Gemba — também grafado genba — significa, em japonês, local real ou lugar onde as coisas acontecem. No pensamento Lean, o termo passou a ser usado para representar o lugar onde o valor é efetivamente criado e onde o processo pode ser observado em funcionamento.

Na manufatura, o Gemba costuma ser associado ao chão de fábrica. Em construção, pode ser o canteiro. Em um hospital, uma sala de atendimento.
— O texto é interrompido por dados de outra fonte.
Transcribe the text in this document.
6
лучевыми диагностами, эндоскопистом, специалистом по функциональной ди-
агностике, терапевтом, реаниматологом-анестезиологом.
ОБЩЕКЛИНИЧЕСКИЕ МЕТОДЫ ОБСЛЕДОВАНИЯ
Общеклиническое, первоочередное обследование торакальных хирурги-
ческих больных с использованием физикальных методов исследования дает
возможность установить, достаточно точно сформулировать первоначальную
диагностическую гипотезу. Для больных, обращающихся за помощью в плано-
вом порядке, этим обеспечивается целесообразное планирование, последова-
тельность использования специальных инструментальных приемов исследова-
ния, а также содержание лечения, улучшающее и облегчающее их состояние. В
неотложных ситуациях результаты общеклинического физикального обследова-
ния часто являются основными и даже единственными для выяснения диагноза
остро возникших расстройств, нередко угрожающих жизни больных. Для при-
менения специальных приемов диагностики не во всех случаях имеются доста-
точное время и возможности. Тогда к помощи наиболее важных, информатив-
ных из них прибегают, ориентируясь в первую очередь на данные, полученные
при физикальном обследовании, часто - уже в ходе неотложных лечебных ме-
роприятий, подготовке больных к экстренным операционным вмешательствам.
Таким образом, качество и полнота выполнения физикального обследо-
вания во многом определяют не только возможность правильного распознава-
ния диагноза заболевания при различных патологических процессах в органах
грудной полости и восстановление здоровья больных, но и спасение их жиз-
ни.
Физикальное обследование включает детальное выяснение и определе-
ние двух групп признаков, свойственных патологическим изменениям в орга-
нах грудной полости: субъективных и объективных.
Em Engenharia Consultiva, porém, o trabalho real não está restrito a um local físico único.

O Gemba pode ser:

  • a mesa em que um projetista consolida dados de entrada;
  • o fluxo de revisão de um documento;
  • uma reunião interdisciplinar em que decisões são tomadas;
  • o canteiro em que uma solução é executada;
  • a sala elétrica em que uma condição existente precisa ser verificada;
  • a operação em que um sistema apresenta uma falha recorrente;
  • o fluxo de submittals, RFIs e aprovações em uma plataforma digital;
  • o processo de comissionamento e fechamento de pendências.

A essência é a mesma: observar diretamente o trabalho, suas condições, suas interfaces e seus problemas.

O que é uma Gemba Walk?

Gemba Walk é uma prática de gestão para compreender o estado atual por meio de observação direta e diálogo com as pessoas que executam o trabalho.

O Lean Enterprise Institute descreve a prática como uma forma de “grasp the current situation”: compreender a condição real antes de agir. James Womack também organiza a observação em torno de três dimensões úteis: propósito, processo e pessoas.

Em Engenharia, isso pode ser traduzido em perguntas como:

  • Propósito: que resultado este processo precisa produzir para o projeto ou para o cliente?
  • Processo: como o trabalho realmente flui, incluindo esperas, retornos, decisões e exceções?
  • Pessoas: quem executa, quem decide, quem fornece informação e quais dificuldades são enfrentadas?

A Gemba Walk não deve começar com uma solução pronta. Ela começa com curiosidade disciplinada.

Por que Gemba é importante para Engenharia?

Projetos complexos geram grande quantidade de informação gerencial: cronogramas, dashboards, relatórios de avanço, listas de pendências, curvas, atas e KPIs.

Esses recursos são necessários, mas nenhum substitui totalmente a observação do processo real.

Um dashboard pode informar que uma revisão está atrasada. O Gemba pode revelar que o documento entra na fila sem dados mínimos e permanece parado aguardando uma decisão que não possui responsável definido.

Um relatório pode mostrar baixa produtividade em campo. A observação pode revelar que a equipe passa parte significativa do tempo aguardando liberação de área, material, frente ou informação de projeto.

Uma planilha pode indicar muitas RFIs. O Gemba pode mostrar que várias são geradas porque uma mesma interface entre disciplinas não foi resolvida na origem.

Essa diferença é central: dados mostram o que aconteceu; observação ajuda a entender como e por que o sistema produz aquele resultado.

O princípio “plant-first” de Taiichi Ohno

Taiichi Ohno defendia que a fábrica era uma das fontes mais importantes de informação gerencial e destacava a necessidade de observar o local real de produção.

No Sistema Toyota de Produção, procedimentos e padrões não deveriam ser definidos apenas em escritório. Precisavam ser testados e revisados onde o trabalho efetivamente ocorria.

A transferência desse princípio para Engenharia deve ser cuidadosa. Engenharia não é uma linha de produção repetitiva. Muitas decisões envolvem julgamento técnico, requisitos normativos, risco e singularidades do empreendimento.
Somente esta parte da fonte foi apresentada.